Example 4: Use dummy_na to Manage Missing Data
import pandas as pd
# sample data with a missing value
data = {'Color': ['Red', 'Green', 'Blue', None, 'Red']}
# create a DataFrame
df = pd.DataFrame(data)
# get dummies without considering NaN
dummies_without_nan = pd.get_dummies(df['Color'])
# get dummies considering NaN
dummies_with_nan = pd.get_dummies(df['Color'], dummy_na=True)
print("Dummies without NaN handling:\n", dummies_without_nan)
print("\nDummies with NaN handling:\n", dummies_with_nan)
Output
Dummies without NaN handling:
Blue Green Red
0 0 0 1
1 0 1 0
2 1 0 0
3 0 0 0
4 0 0 1
Dummies with NaN handling:
Blue Green Red NaN
0 0 0 1 0
1 0 1 0 0
2 1 0 0 0
3 0 0 0 1
4 0 0 1 0
Here,
get_dummies(df['Color'])- generates columns forRed,Green, andBlue, but no indication of theNaNvalue.get_dummies(df['Color'], dummy_na=True)- generates the same columns and an additional one calledNaNindicating whereNaNvalues were present in the original data.

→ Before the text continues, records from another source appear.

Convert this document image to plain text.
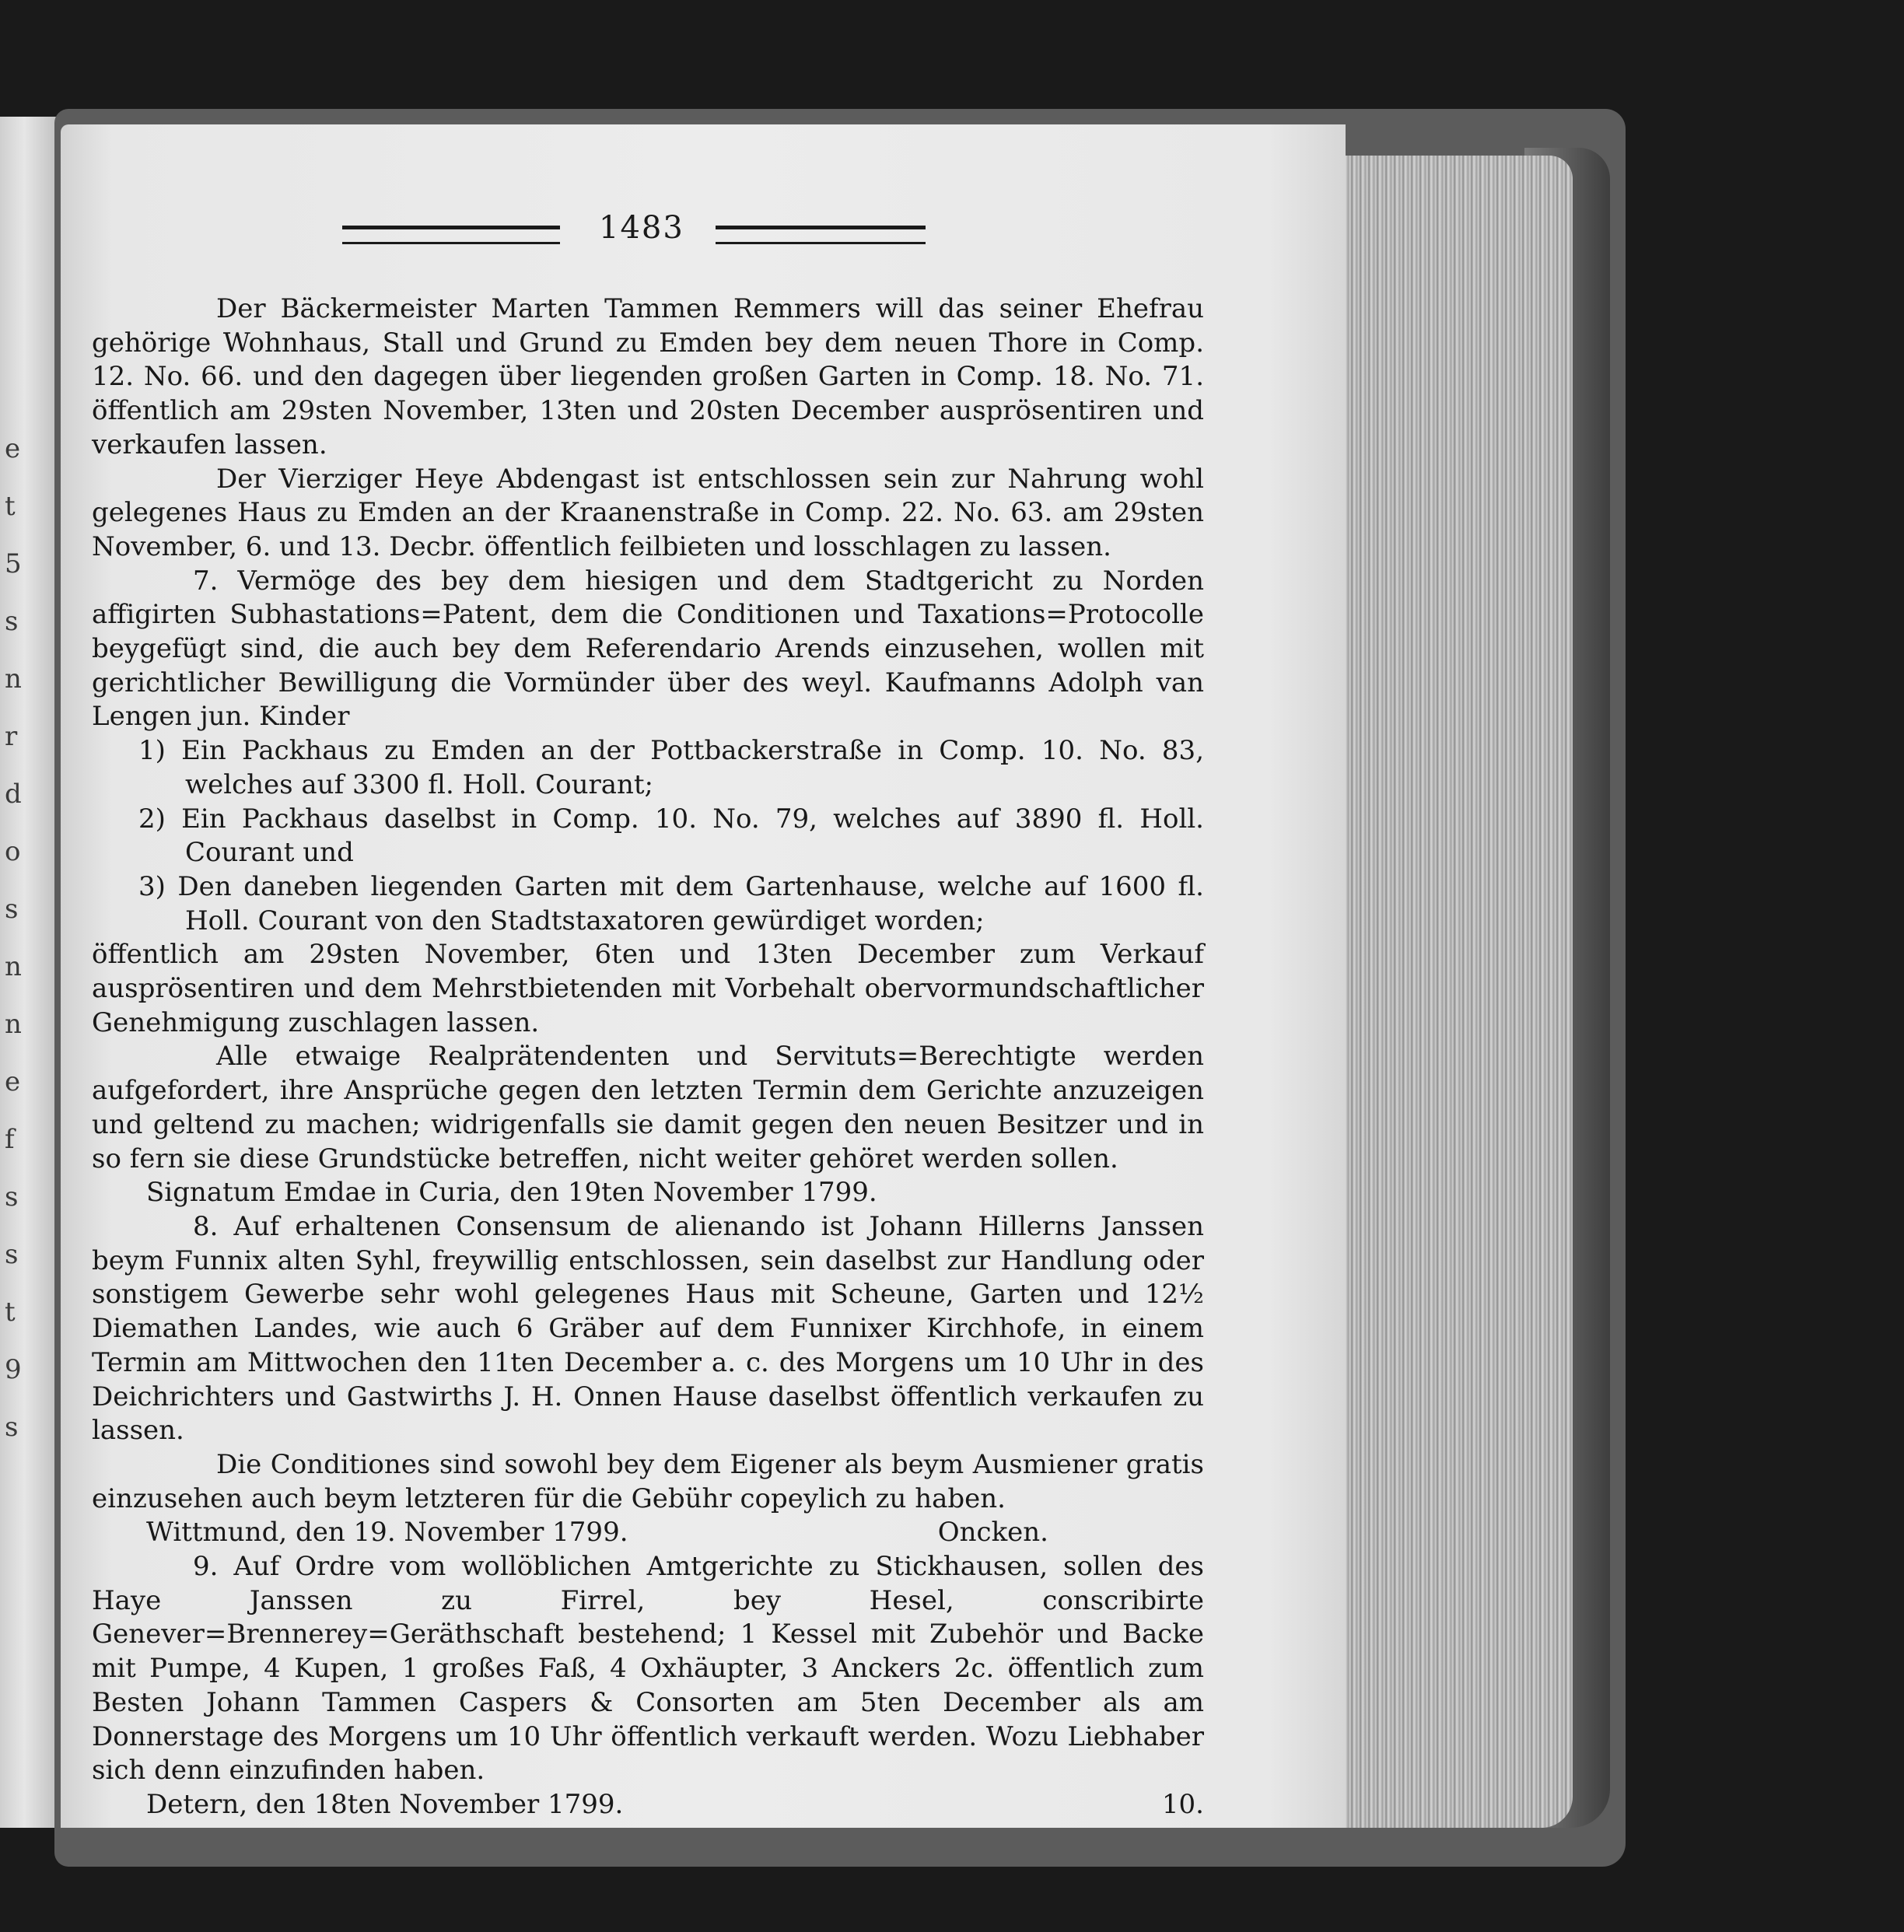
e
t
5
s
n
r
d
o
s
n
n
e
f
s
s
t
9
s
1483

Der Bäckermeister Marten Tammen Remmers will das seiner Ehefrau gehörige Wohnhaus, Stall und Grund zu Emden bey dem neuen Thore in Comp. 12. No. 66. und den dagegen über liegenden großen Garten in Comp. 18. No. 71. öffentlich am 29sten November, 13ten und 20sten December ausprösentiren und verkaufen lassen.

Der Vierziger Heye Abdengast ist entschlossen sein zur Nahrung wohl gelegenes Haus zu Emden an der Kraanenstraße in Comp. 22. No. 63. am 29sten November, 6. und 13. Decbr. öffentlich feilbieten und losschlagen zu lassen.

7. Vermöge des bey dem hiesigen und dem Stadtgericht zu Norden affigirten Subhastations=Patent, dem die Conditionen und Taxations=Protocolle beygefügt sind, die auch bey dem Referendario Arends einzusehen, wollen mit gerichtlicher Bewilligung die Vormünder über des weyl. Kaufmanns Adolph van Lengen jun. Kinder

1) Ein Packhaus zu Emden an der Pottbackerstraße in Comp. 10. No. 83, welches auf 3300 fl. Holl. Courant;

2) Ein Packhaus daselbst in Comp. 10. No. 79, welches auf 3890 fl. Holl. Courant und

3) Den daneben liegenden Garten mit dem Gartenhause, welche auf 1600 fl. Holl. Courant von den Stadtstaxatoren gewürdiget worden;

öffentlich am 29sten November, 6ten und 13ten December zum Verkauf ausprösentiren und dem Mehrstbietenden mit Vorbehalt obervormundschaftlicher Genehmigung zuschlagen lassen.

Alle etwaige Realprätendenten und Servituts=Berechtigte werden aufgefordert, ihre Ansprüche gegen den letzten Termin dem Gerichte anzuzeigen und geltend zu machen; widrigenfalls sie damit gegen den neuen Besitzer und in so fern sie diese Grundstücke betreffen, nicht weiter gehöret werden sollen.

Signatum Emdae in Curia, den 19ten November 1799.

8. Auf erhaltenen Consensum de alienando ist Johann Hillerns Janssen beym Funnix alten Syhl, freywillig entschlossen, sein daselbst zur Handlung oder sonstigem Gewerbe sehr wohl gelegenes Haus mit Scheune, Garten und 12½ Diemathen Landes, wie auch 6 Gräber auf dem Funnixer Kirchhofe, in einem Termin am Mittwochen den 11ten December a. c. des Morgens um 10 Uhr in des Deichrichters und Gastwirths J. H. Onnen Hause daselbst öffentlich verkaufen zu lassen.

Die Conditiones sind sowohl bey dem Eigener als beym Ausmiener gratis einzusehen auch beym letzteren für die Gebühr copeylich zu haben.

Wittmund, den 19. November 1799.	Oncken.

9. Auf Ordre vom wollöblichen Amtgerichte zu Stickhausen, sollen des Haye Janssen zu Firrel, bey Hesel, conscribirte Genever=Brennerey=Geräthschaft bestehend; 1 Kessel mit Zubehör und Backe mit Pumpe, 4 Kupen, 1 großes Faß, 4 Oxhäupter, 3 Anckers 2c. öffentlich zum Besten Johann Tammen Caspers & Consorten am 5ten December als am Donnerstage des Morgens um 10 Uhr öffentlich verkauft werden. Wozu Liebhaber sich denn einzufinden haben.

Detern, den 18ten November 1799.	10.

Example 5: Specifying Columns for Dummy Encoding
import pandas as pd
# sample data
data = {'Color': ['Red', 'Green', 'Blue', 'Green', 'Red']}
# creating a DataFrame
df = pd.DataFrame(data)
# getting dummies without dropping any columns
dummies_all = pd.get_dummies(df['Color'])
print("DataFrame with all dummy columns:")
print(dummies_all)
print("\n")
# getting dummies and dropping the first category column ('Blue' in this case)
dummies = pd.get_dummies(df['Color'], drop_first=True)
print("DataFrame after dropping 'Blue':")
print(dummies)
Output
DataFrame with all dummy columns:
Color Blue Green Red
0 Red 0 0 1
1 Green 0 1 0
2 Blue 1 0 0
3 Green 0 1 0
4 Red 0 0 1
DataFrame after dropping 'Blue':
Color Green Red
0 Red 0 1
1 Green 1 0
2 Blue 0 0
3 Green 1 0
4 Red 0 1
Here, the drop_first=True argument is passed to get_dummies() to indicate that the first category should be dropped.
Hence the resulting DataFrame contains two columns Green and Red. The category named Blue is not represented in these columns because it was dropped.